Genetics "looked like more fun," Botstein said, because unlike physics, it didn't make him feel like "a small cog in a large machine."
After pursuing a doctorate in human genetics at the University of Michigan, Botstein returned to the East Coast, where he rose through the ranks at MIT from lecturer to professor.
In 1987, after 20 years in academia, Botstein was ready for something new. He joined the private sector and became vice president of science at the biotechnology firm Genentech.
Botstein remains a consultant for the firm to this day, but left his position within three years to become chair of the genetics department at Stanford. "I didn't enjoy managing 500 people," he said.
But his time in industry remains a defining experience in his life. "I would recommend to every serious scientist the idea of spending some fraction of your time thinking about what's important for health, for society," he said. "[Working in industry] is as good a way as I can think of."

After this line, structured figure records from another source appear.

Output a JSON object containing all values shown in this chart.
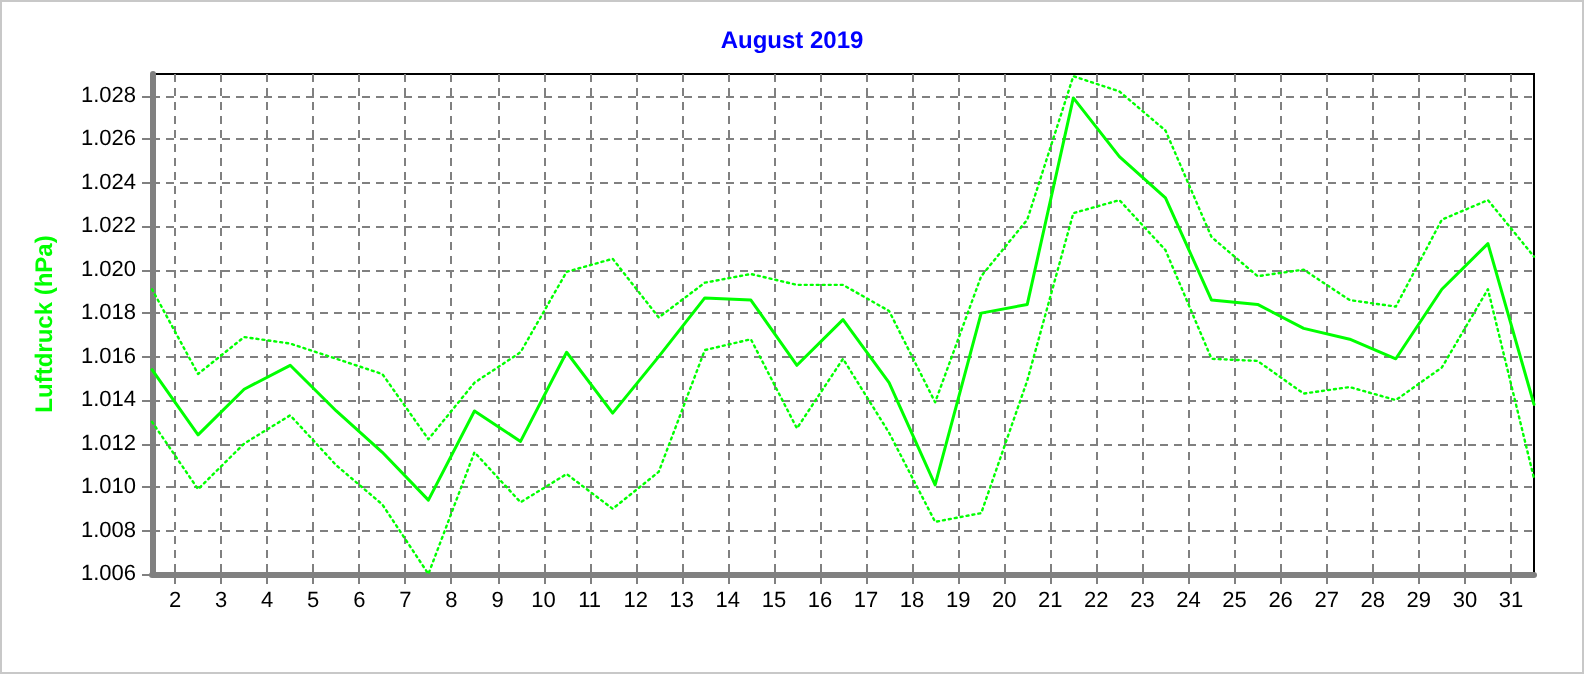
{
  "chart_data": {
    "type": "line",
    "title": "August 2019",
    "ylabel": "Luftdruck (hPa)",
    "x": [
      1.5,
      2.5,
      3.5,
      4.5,
      5.5,
      6.5,
      7.5,
      8.5,
      9.5,
      10.5,
      11.5,
      12.5,
      13.5,
      14.5,
      15.5,
      16.5,
      17.5,
      18.5,
      19.5,
      20.5,
      21.5,
      22.5,
      23.5,
      24.5,
      25.5,
      26.5,
      27.5,
      28.5,
      29.5,
      30.5,
      31.5
    ],
    "xlim": [
      1.5,
      31.5
    ],
    "xticks": [
      2,
      3,
      4,
      5,
      6,
      7,
      8,
      9,
      10,
      11,
      12,
      13,
      14,
      15,
      16,
      17,
      18,
      19,
      20,
      21,
      22,
      23,
      24,
      25,
      26,
      27,
      28,
      29,
      30,
      31
    ],
    "ylim": [
      1.006,
      1.029
    ],
    "yticks": [
      1.006,
      1.008,
      {
        "value": 1.01,
        "label": "1.010"
      },
      1.012,
      1.014,
      1.016,
      1.018,
      {
        "value": 1.02,
        "label": "1.020"
      },
      1.022,
      1.024,
      1.026,
      1.028
    ],
    "grid": true,
    "marker": "none",
    "series": [
      {
        "color": "#00ff00",
        "line_style": "dotted",
        "values": [
          1.0191,
          1.0152,
          1.0169,
          1.0166,
          1.0159,
          1.0152,
          1.0122,
          1.0148,
          1.0162,
          1.0199,
          1.0205,
          1.0178,
          1.0194,
          1.0198,
          1.0193,
          1.0193,
          1.0181,
          1.0139,
          1.0197,
          1.0223,
          1.0289,
          1.0282,
          1.0264,
          1.0215,
          1.0197,
          1.02,
          1.0186,
          1.0183,
          1.0223,
          1.0232,
          1.0206
        ]
      },
      {
        "color": "#00ff00",
        "line_style": "solid",
        "values": [
          1.0154,
          1.0124,
          1.0145,
          1.0156,
          1.0135,
          1.0116,
          1.0094,
          1.0135,
          1.0121,
          1.0162,
          1.0134,
          1.016,
          1.0187,
          1.0186,
          1.0156,
          1.0177,
          1.0148,
          1.0101,
          1.018,
          1.0184,
          1.0279,
          1.0252,
          1.0233,
          1.0186,
          1.0184,
          1.0173,
          1.0168,
          1.0159,
          1.0191,
          1.0212,
          1.0138
        ]
      },
      {
        "color": "#00ff00",
        "line_style": "dotted",
        "values": [
          1.013,
          1.0099,
          1.012,
          1.0133,
          1.011,
          1.0092,
          1.006,
          1.0116,
          1.0093,
          1.0106,
          1.009,
          1.0107,
          1.0163,
          1.0168,
          1.0127,
          1.0159,
          1.0125,
          1.0084,
          1.0088,
          1.0149,
          1.0226,
          1.0232,
          1.0209,
          1.0159,
          1.0158,
          1.0143,
          1.0146,
          1.014,
          1.0155,
          1.0191,
          1.0104
        ]
      }
    ]
  }
}
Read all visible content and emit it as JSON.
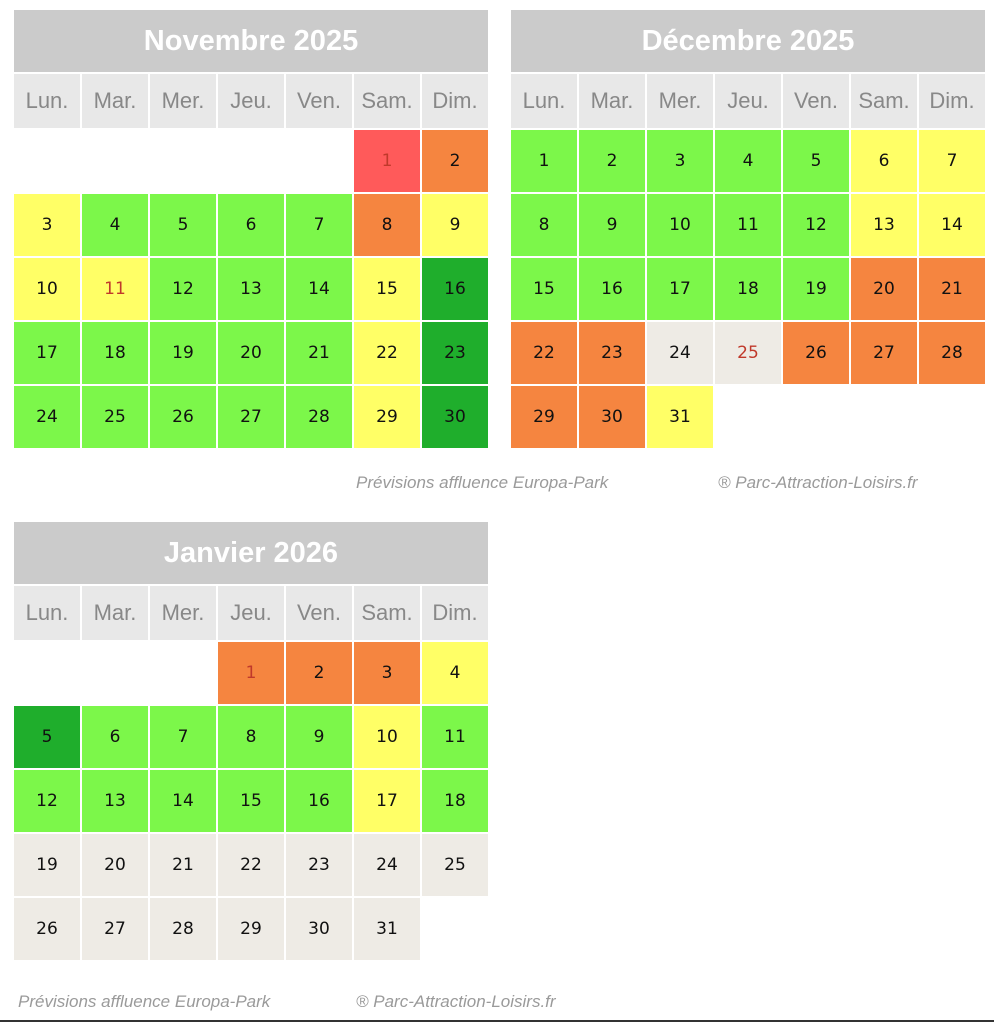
{
  "weekdays": [
    "Lun.",
    "Mar.",
    "Mer.",
    "Jeu.",
    "Ven.",
    "Sam.",
    "Dim."
  ],
  "legend_colors": {
    "red": "#ff5a5a",
    "orange": "#f58540",
    "yellow": "#ffff66",
    "lgreen": "#7cf74a",
    "dgreen": "#1fae2c",
    "closed": "#eeebe5"
  },
  "calendars": [
    {
      "title": "Novembre 2025",
      "start_offset": 5,
      "days": [
        {
          "d": "1",
          "c": "red",
          "h": true
        },
        {
          "d": "2",
          "c": "orange"
        },
        {
          "d": "3",
          "c": "yellow"
        },
        {
          "d": "4",
          "c": "lgreen"
        },
        {
          "d": "5",
          "c": "lgreen"
        },
        {
          "d": "6",
          "c": "lgreen"
        },
        {
          "d": "7",
          "c": "lgreen"
        },
        {
          "d": "8",
          "c": "orange"
        },
        {
          "d": "9",
          "c": "yellow"
        },
        {
          "d": "10",
          "c": "yellow"
        },
        {
          "d": "11",
          "c": "yellow",
          "h": true
        },
        {
          "d": "12",
          "c": "lgreen"
        },
        {
          "d": "13",
          "c": "lgreen"
        },
        {
          "d": "14",
          "c": "lgreen"
        },
        {
          "d": "15",
          "c": "yellow"
        },
        {
          "d": "16",
          "c": "dgreen"
        },
        {
          "d": "17",
          "c": "lgreen"
        },
        {
          "d": "18",
          "c": "lgreen"
        },
        {
          "d": "19",
          "c": "lgreen"
        },
        {
          "d": "20",
          "c": "lgreen"
        },
        {
          "d": "21",
          "c": "lgreen"
        },
        {
          "d": "22",
          "c": "yellow"
        },
        {
          "d": "23",
          "c": "dgreen"
        },
        {
          "d": "24",
          "c": "lgreen"
        },
        {
          "d": "25",
          "c": "lgreen"
        },
        {
          "d": "26",
          "c": "lgreen"
        },
        {
          "d": "27",
          "c": "lgreen"
        },
        {
          "d": "28",
          "c": "lgreen"
        },
        {
          "d": "29",
          "c": "yellow"
        },
        {
          "d": "30",
          "c": "dgreen"
        }
      ]
    },
    {
      "title": "Décembre 2025",
      "start_offset": 0,
      "days": [
        {
          "d": "1",
          "c": "lgreen"
        },
        {
          "d": "2",
          "c": "lgreen"
        },
        {
          "d": "3",
          "c": "lgreen"
        },
        {
          "d": "4",
          "c": "lgreen"
        },
        {
          "d": "5",
          "c": "lgreen"
        },
        {
          "d": "6",
          "c": "yellow"
        },
        {
          "d": "7",
          "c": "yellow"
        },
        {
          "d": "8",
          "c": "lgreen"
        },
        {
          "d": "9",
          "c": "lgreen"
        },
        {
          "d": "10",
          "c": "lgreen"
        },
        {
          "d": "11",
          "c": "lgreen"
        },
        {
          "d": "12",
          "c": "lgreen"
        },
        {
          "d": "13",
          "c": "yellow"
        },
        {
          "d": "14",
          "c": "yellow"
        },
        {
          "d": "15",
          "c": "lgreen"
        },
        {
          "d": "16",
          "c": "lgreen"
        },
        {
          "d": "17",
          "c": "lgreen"
        },
        {
          "d": "18",
          "c": "lgreen"
        },
        {
          "d": "19",
          "c": "lgreen"
        },
        {
          "d": "20",
          "c": "orange"
        },
        {
          "d": "21",
          "c": "orange"
        },
        {
          "d": "22",
          "c": "orange"
        },
        {
          "d": "23",
          "c": "orange"
        },
        {
          "d": "24",
          "c": "closed"
        },
        {
          "d": "25",
          "c": "closed",
          "h": true
        },
        {
          "d": "26",
          "c": "orange"
        },
        {
          "d": "27",
          "c": "orange"
        },
        {
          "d": "28",
          "c": "orange"
        },
        {
          "d": "29",
          "c": "orange"
        },
        {
          "d": "30",
          "c": "orange"
        },
        {
          "d": "31",
          "c": "yellow"
        }
      ]
    },
    {
      "title": "Janvier 2026",
      "start_offset": 3,
      "days": [
        {
          "d": "1",
          "c": "orange",
          "h": true
        },
        {
          "d": "2",
          "c": "orange"
        },
        {
          "d": "3",
          "c": "orange"
        },
        {
          "d": "4",
          "c": "yellow"
        },
        {
          "d": "5",
          "c": "dgreen"
        },
        {
          "d": "6",
          "c": "lgreen"
        },
        {
          "d": "7",
          "c": "lgreen"
        },
        {
          "d": "8",
          "c": "lgreen"
        },
        {
          "d": "9",
          "c": "lgreen"
        },
        {
          "d": "10",
          "c": "yellow"
        },
        {
          "d": "11",
          "c": "lgreen"
        },
        {
          "d": "12",
          "c": "lgreen"
        },
        {
          "d": "13",
          "c": "lgreen"
        },
        {
          "d": "14",
          "c": "lgreen"
        },
        {
          "d": "15",
          "c": "lgreen"
        },
        {
          "d": "16",
          "c": "lgreen"
        },
        {
          "d": "17",
          "c": "yellow"
        },
        {
          "d": "18",
          "c": "lgreen"
        },
        {
          "d": "19",
          "c": "closed"
        },
        {
          "d": "20",
          "c": "closed"
        },
        {
          "d": "21",
          "c": "closed"
        },
        {
          "d": "22",
          "c": "closed"
        },
        {
          "d": "23",
          "c": "closed"
        },
        {
          "d": "24",
          "c": "closed"
        },
        {
          "d": "25",
          "c": "closed"
        },
        {
          "d": "26",
          "c": "closed"
        },
        {
          "d": "27",
          "c": "closed"
        },
        {
          "d": "28",
          "c": "closed"
        },
        {
          "d": "29",
          "c": "closed"
        },
        {
          "d": "30",
          "c": "closed"
        },
        {
          "d": "31",
          "c": "closed"
        }
      ]
    }
  ],
  "credits": {
    "top_left": "Prévisions affluence Europa-Park",
    "top_right": "® Parc-Attraction-Loisirs.fr",
    "bottom_left": "Prévisions affluence Europa-Park",
    "bottom_right": "® Parc-Attraction-Loisirs.fr"
  }
}
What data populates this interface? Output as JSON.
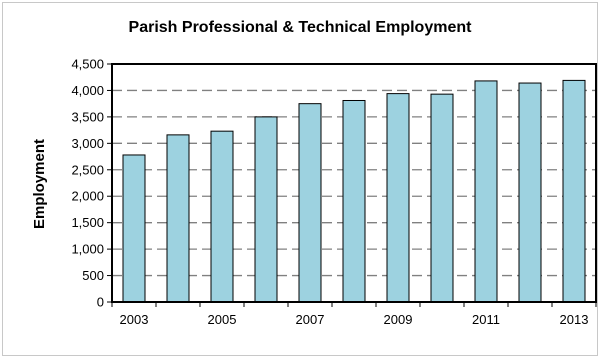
{
  "chart_data": {
    "type": "bar",
    "title": "Parish Professional & Technical Employment",
    "xlabel": "",
    "ylabel": "Employment",
    "categories": [
      "2003",
      "2004",
      "2005",
      "2006",
      "2007",
      "2008",
      "2009",
      "2010",
      "2011",
      "2012",
      "2013"
    ],
    "x_tick_labels": [
      "2003",
      "",
      "2005",
      "",
      "2007",
      "",
      "2009",
      "",
      "2011",
      "",
      "2013"
    ],
    "values": [
      2780,
      3160,
      3230,
      3500,
      3750,
      3810,
      3940,
      3930,
      4180,
      4140,
      4190
    ],
    "ylim": [
      0,
      4500
    ],
    "y_ticks": [
      0,
      500,
      1000,
      1500,
      2000,
      2500,
      3000,
      3500,
      4000,
      4500
    ],
    "y_tick_labels": [
      "0",
      "500",
      "1,000",
      "1,500",
      "2,000",
      "2,500",
      "3,000",
      "3,500",
      "4,000",
      "4,500"
    ],
    "grid": true,
    "legend": "none",
    "colors": {
      "bar_fill": "#9dd2e0",
      "bar_stroke": "#000000",
      "grid": "#808080",
      "axis": "#000000"
    }
  }
}
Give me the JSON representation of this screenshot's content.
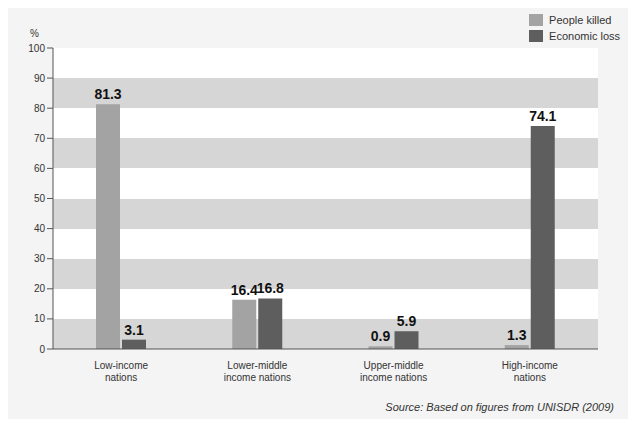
{
  "chart_data": {
    "type": "bar",
    "y_label": "%",
    "source": "Source: Based on figures from UNISDR (2009)",
    "categories": [
      "Low-income nations",
      "Lower-middle income nations",
      "Upper-middle income nations",
      "High-income nations"
    ],
    "series": [
      {
        "name": "People killed",
        "color": "#a3a3a3",
        "values": [
          81.3,
          16.4,
          0.9,
          1.3
        ]
      },
      {
        "name": "Economic loss",
        "color": "#5e5e5e",
        "values": [
          3.1,
          16.8,
          5.9,
          74.1
        ]
      }
    ],
    "ylim": [
      0,
      100
    ],
    "yticks": [
      0,
      10,
      20,
      30,
      40,
      50,
      60,
      70,
      80,
      90,
      100
    ],
    "grid": true,
    "data_labels": true,
    "legend": "upper right"
  }
}
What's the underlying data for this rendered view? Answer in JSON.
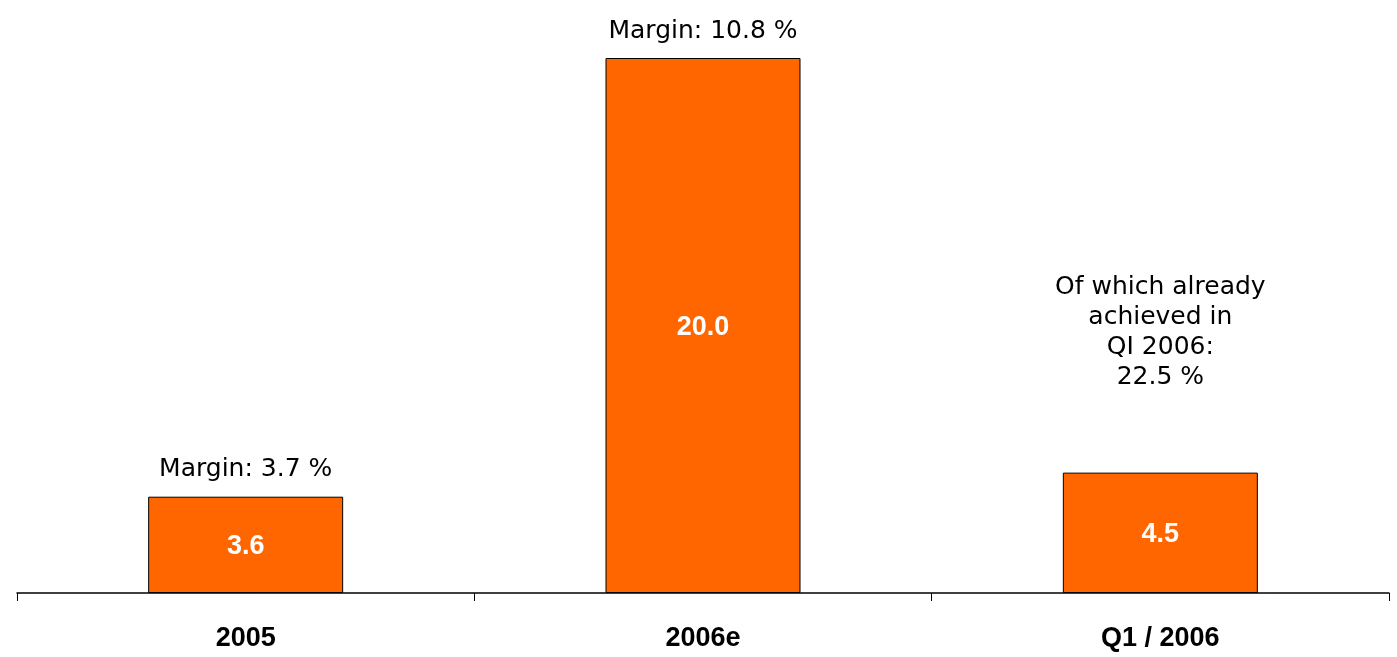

"Directly or indirectly, I had a small part in producing a number of drugs that make a big difference," he added. "There's a big reward for that. [It's] different than having your name on a paper."
Today, Botstein remains an active researcher and still publishes regularly. Like much of his work, his new discoveries could have implications for curing diseases, particularly cancer.
Asked to choose the most fundamental contribution he's made over his 40-year career, Botstein couldn't answer. "It's like having to choose among your children," he said.
A Princeton education
The most fundamental contribution Botstein has made at Princeton, however, is clear: the formation of an Institute — and a curriculum — unique in the country.
The Lewis-Sigler Institute is about the "interface of biology with physics and computation," Botstein said. Instead of isolating the science departments, the Institute hopes to encourage collaboration, so that scientists can pool their expertise to solve previously unapproachable questions.
"The idea is that the genome sequences have really put us in a position to do a kind of science that was only a dream just 15 to 20 years ago," Botstein said. "In order to take advantage of all the technological advances ... we have to educate ourselves and the students differently."
To this end, Botstein worked with a team of faculty to develop an integrated science sequence for freshmen and sophomores, which was first offered last year. Instead of taking chemistry, computer science, molecular biology and physics separately, students in the sequence take one two-year course that combines all of the fields. Botstein hopes the sequence will prepare students for post-genome era research.
"It's been a long time since anyone's looked from the ground up at what's important, and what's merely traditional," Botstein said. "So far, I've been happy with how it's gone."
Tilghman has, too. "What makes [Botstein] so unique is that he comes with a passion for undergraduate education," she said. "He's committed to inspiring students to love science the way he's loved science his whole life. Not as a set of dry facts in a textbook that you've got to memorize, but as a dynamic, living set of questions whose answers will really matter to the way we think about the natural world."